A drug for a genetic heart muscle disease may be effective for a broader range of patients than previously thought, after researchers uncovered a new molecular mechanism behind one of the most common forms of the disease.

Researchers said in a study published in the journal Nature Cardiovascular Research that the drug mavacamten, an inhibitor of cardiac myosin protein, was able in experimental models on mice and lab-grown human heart tissue to reduce pathological changes associated with hypertrophic cardiomyopathy (HCM), even when the genetic mechanism causing the disease was different from the mechanism the drug was originally developed to target.

Hypertrophic cardiomyopathy is a genetic disease that causes abnormal thickening of the heart muscle, and may make the heart contract with excessive force or have difficulty relaxing between beats.

In some cases, the disease can cause serious heart rhythm disturbances, heart failure, or sudden death, especially in young people and athletes.

Hypertrophic cardiomyopathy

Estimates suggest that hypertrophic cardiomyopathy affects approximately 1 in 200 to 500 people, and is often associated with mutations in genes that control proteins responsible for heart muscle contraction, particularly the MYH7 and MYBPC3 genes.

The new research focuses on the MYBPC3 gene, which produces a protein called cardiac myosin-binding protein C. This protein plays an important role in regulating the movement of myosin, the molecular motor that helps heart muscle cells contract.

It was previously known that some mutations in this gene reduce the amount of protein in the heart, disrupting the natural balance of myosin activity and making the heart muscle overly active. However, there was more uncertainty about another type of mutation that does not reduce protein levels but changes how it works.

To study this type, researchers developed a mouse model carrying a mutation called R502W, which is a common mutation associated with hypertrophic cardiomyopathy in humans. Mice carrying this mutation showed clear signs of disease, including cardiac hypertrophy, tissue fibrosis, impaired heart function, and increased contractile force.

The researchers said the surprise was that the protein amount and location within heart cells remained normal. This means the disease here did not arise from a protein deficiency, but from a more subtle defect: the mutation weakened the natural interaction between protein C and myosin, driving more myosin molecules into an active state capable of generating contraction.

According to the study, it seemed as if a fine brake within the heart muscle was no longer working efficiently. Instead of some contraction engines remaining in a resting state, more were ready to work, leading to excessive contraction and gradual stress on the heart muscle.

Factors Reducing Heart Efficiency

The researchers also found that the mutation increased the sensitivity of heart muscle to calcium, a key element in triggering contraction. With the weakened interaction between protein C and myosin and increased calcium sensitivity, contractile force increased pathologically.

The team tested the effect of mavacamten in this new model, as well as in another model based on the absence of protein C itself. In both cases, the treatment reduced pathological remodeling of the heart muscle, a process that includes hypertrophy, fibrosis, and structural changes that make the heart less efficient over time.

The drug also helped return some myosin to a more quiescent, less active state within the heart muscle, consistent with its known mechanism as a cardiac myosin inhibitor. Additional experiments on engineered human heart tissue carrying the same mutation showed that mavacamten reduced excessive contractile force.

The significance of the findings is that they suggest the drug may be beneficial not only in cases where the disease results from a deficiency in protein quantity, but also when the problem lies in protein function and its interaction with myosin.

This could theoretically expand the category of patients who could benefit from myosin inhibition.
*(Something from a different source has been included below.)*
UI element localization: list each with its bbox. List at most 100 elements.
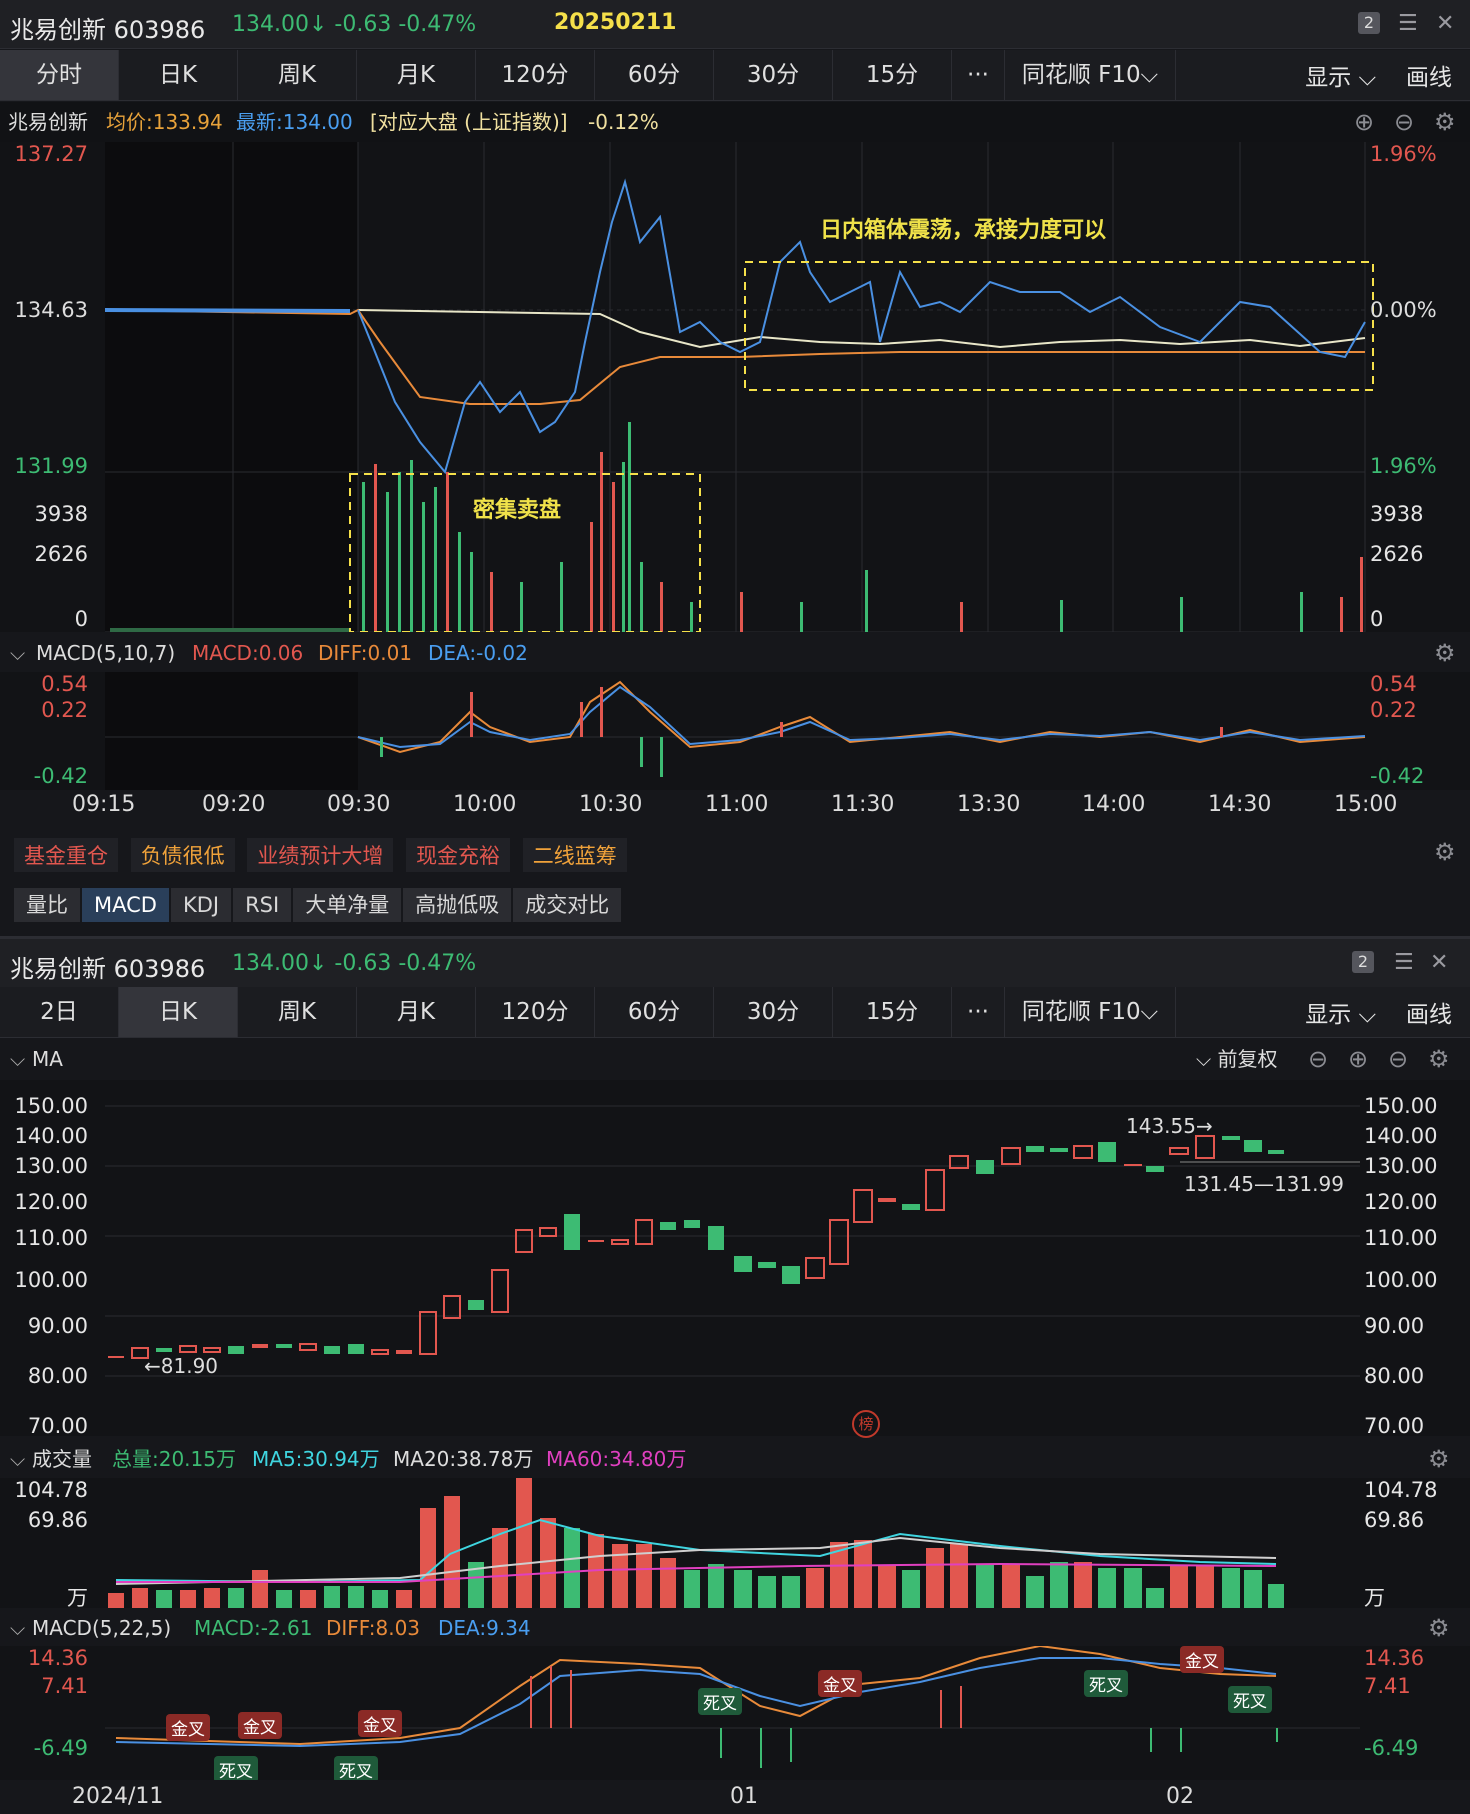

The researchers said that preclinical data, along with previously published evidence, support the idea that mavacamten may be effective in carriers of different disease-causing mutations in the MYH7 and MYBPC3 genes.

They added that variability in some patients' response to the drug may not necessarily be due solely to the mutation type, but to other factors such as disease stage, environmental factors, or additional genetic variations.

However, the study remains at the preclinical stage; it did not prove that all patients carrying these mutations will respond the same way, nor did it directly test expanded use of the drug in a large clinical trial designed for that purpose. But it provides a biological explanation that helps understand why the drug might work across different disease pathways.